Documentation

Getting started
Installation

Project involves two major modules to cluster data into groups of similar objects. (1) Implements the DBSCAN algorithm to perform density based clustering, and (2) uses the k-nearest neighbor algorithm to determine the optimal parameters for a given dataset to run on DBSCAN.

This thesis builds on the two concepts and further improves on the clustering results by focusing on the limitations of the original algorithm in terms of identifying accurate cluster labels for "Border" objects within datasets.

Current implementation is a hybrid of Python and C++ languages. The first preprocessing stage uses python libraries from the machine learning repository scikit learn. The actual clustering process is implemented on C++. A subprocess module is used after preprocess phase to link the clustering operation.

Setting up environment

Users must ensure their local environment is set up with python and C++ compiler. For setting up python environment, refer to next section "Third-party packages" which provides a guide for python developement environment through Anaconda. For setting up a C++ compiler on a Linux machine should install the GNU GCC compiler. Run the following command on terminal window to set it up.

sudo apt-get update
sudo apt-get install gcc
sudo apt-get install g++
sudo apt-get install build-essential
Third-party packages

This project requires installation of third-party packages for implementation. The scikit-learn library is used for running k-nearest neighbor computations. The scipy library is used to build for interpolation of B-Spline curves during epsilon estimation phase. Other common packages such as numpy and pandas are also imported.

For ease of implementation, it is recommended users work with the Anaconda distribution system. Run the following commands to build a conda environment with all the necessary packages for this project.

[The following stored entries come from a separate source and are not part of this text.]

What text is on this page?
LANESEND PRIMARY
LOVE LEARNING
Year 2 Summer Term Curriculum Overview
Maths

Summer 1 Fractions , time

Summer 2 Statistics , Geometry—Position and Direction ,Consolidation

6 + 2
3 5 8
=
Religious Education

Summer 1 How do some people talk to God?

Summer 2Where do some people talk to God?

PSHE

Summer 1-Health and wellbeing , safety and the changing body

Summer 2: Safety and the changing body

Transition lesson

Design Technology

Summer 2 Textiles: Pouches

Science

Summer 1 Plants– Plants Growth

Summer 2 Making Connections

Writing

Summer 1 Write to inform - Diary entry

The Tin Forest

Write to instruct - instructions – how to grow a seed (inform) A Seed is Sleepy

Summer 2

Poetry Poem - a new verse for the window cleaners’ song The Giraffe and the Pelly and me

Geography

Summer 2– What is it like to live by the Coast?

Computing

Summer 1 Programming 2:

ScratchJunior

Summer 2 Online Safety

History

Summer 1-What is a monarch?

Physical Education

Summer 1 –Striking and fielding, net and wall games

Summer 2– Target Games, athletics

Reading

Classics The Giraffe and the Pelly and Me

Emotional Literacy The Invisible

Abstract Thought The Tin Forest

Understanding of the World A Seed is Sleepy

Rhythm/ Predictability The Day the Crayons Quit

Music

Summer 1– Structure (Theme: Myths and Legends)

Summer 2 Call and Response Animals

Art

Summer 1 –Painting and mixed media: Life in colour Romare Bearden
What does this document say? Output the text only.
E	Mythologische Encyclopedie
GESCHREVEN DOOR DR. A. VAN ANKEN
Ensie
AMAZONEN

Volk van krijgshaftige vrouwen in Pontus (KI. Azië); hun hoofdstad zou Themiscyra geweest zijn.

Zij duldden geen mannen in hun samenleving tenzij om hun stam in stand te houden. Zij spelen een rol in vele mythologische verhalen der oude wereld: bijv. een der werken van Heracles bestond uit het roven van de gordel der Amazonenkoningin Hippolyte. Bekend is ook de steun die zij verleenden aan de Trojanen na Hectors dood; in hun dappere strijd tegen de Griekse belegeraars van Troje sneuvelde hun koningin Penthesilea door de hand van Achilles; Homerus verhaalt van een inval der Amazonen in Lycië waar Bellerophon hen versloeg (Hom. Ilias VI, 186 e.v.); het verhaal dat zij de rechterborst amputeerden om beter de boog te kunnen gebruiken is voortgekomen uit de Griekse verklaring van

  • Create conda environment
  • conda create --name autoscan python=3.9
    conda activate autoscan
  • Install all the necessary packages.
  • conda install scikit-learn scipy pandas
  • Install optional packages for visualization
  • conda install matplotlib
Parameters

The following are arguments passed by the user into the code for computation. The parameters are passed during execution of the program. All the information of the parameters can also be found by running python main.py --help on the command line.

  • Dataset (Required)
  • --data

    Directory path for the dataset passed into the system for clustering. The file must be in .csv (comma-separated values) format, in the shape of (n x m).
    n: number of data samples, m: number of features (dimension size)

  • Output (Optional)
  • --output

    Name for the final output of the clustering. The final output document will be found in the {root}/output/[name] directory.
    If not invoked, a final output file will still be available in the output directory. The new filename will be set to current date and time.